Dans un épisode de The IT Crowd, un personnage tentant de prononcer un éloge funèbre commence par citer les premiers vers de « Funeral Blues », faisant immédiatement référence à Quatre mariages et un enterrement comme source. Ce moment fonctionne comme un méta-commentaire, se moquant gentiment des personnages (et peut-être des spectateurs) qui ont appris le poème grâce au film populaire plutôt que par les canaux littéraires traditionnels. Cependant, comme le note l’article original, il y a un contre-argument à cela : n’est-il pas préférable que quelqu’un découvre un poème puissant par tous les moyens nécessaires, y compris un film populaire, plutôt que de ne jamais le découvrir du tout ? Cette référence comique sert à souligner à quel point l’image de John Hannah lisant « Funeral Blues » dans Quatre mariages et un enterrement s’est incrustée dans le paysage culturel. C’est un témoignage de l’impact durable du film sur la visibilité du poème.

Conclusion

« Funeral Blues » de W. H. Auden est un chef-d’œuvre de la poésie moderne, capturant la réalité dévastatrice du deuil avec une honnêteté brute et une imagerie puissante. Son parcours d’un chœur de pièce de théâtre à un poème autonome révéré est fascinant, mais sa résurgence populaire est indéniablement liée à son apparition inoubliable en tant que poème funéraire central de Quatre mariages et un enterrement.

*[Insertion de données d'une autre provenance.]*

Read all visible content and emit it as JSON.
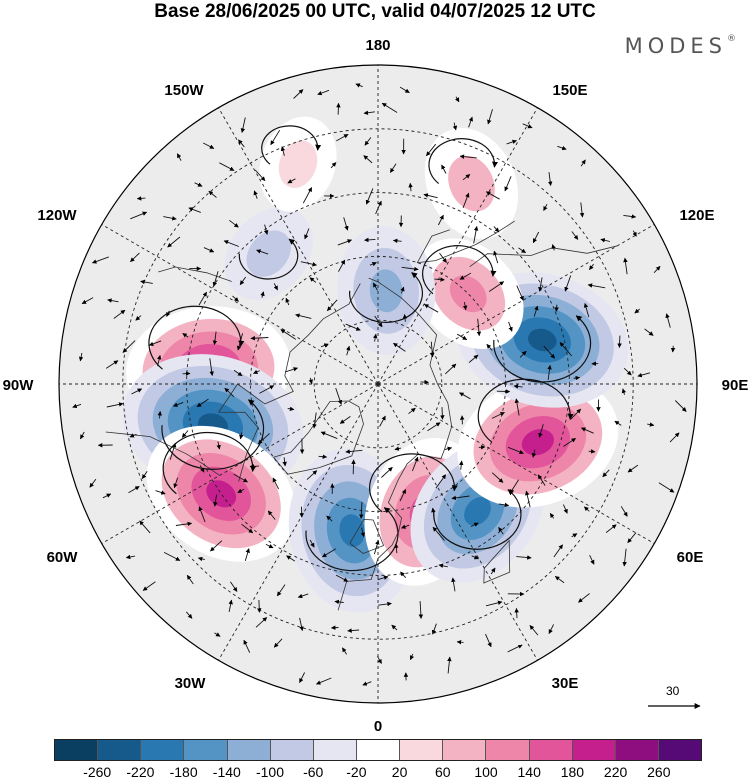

Le film a fourni un vaste nouveau public à l’œuvre d’Auden, montrant comment la poésie peut articuler des expériences humaines profondes comme l’amour et la perte d’une manière que la prose ne peut souvent pas. La lecture de John Hannah dans le film reste un moment cinématographique poignant, démontrant la force émotionnelle du poème et sa capacité à résonner universellement. « Funeral Blues » ne témoigne pas seulement du génie poétique d’Auden, mais aussi d’un exemple puissant de la manière dont la culture populaire peut servir de pont essentiel entre la littérature classique et le grand public, assurant que les grands mots continuent de s’épanouir et de toucher les cœurs à travers les générations.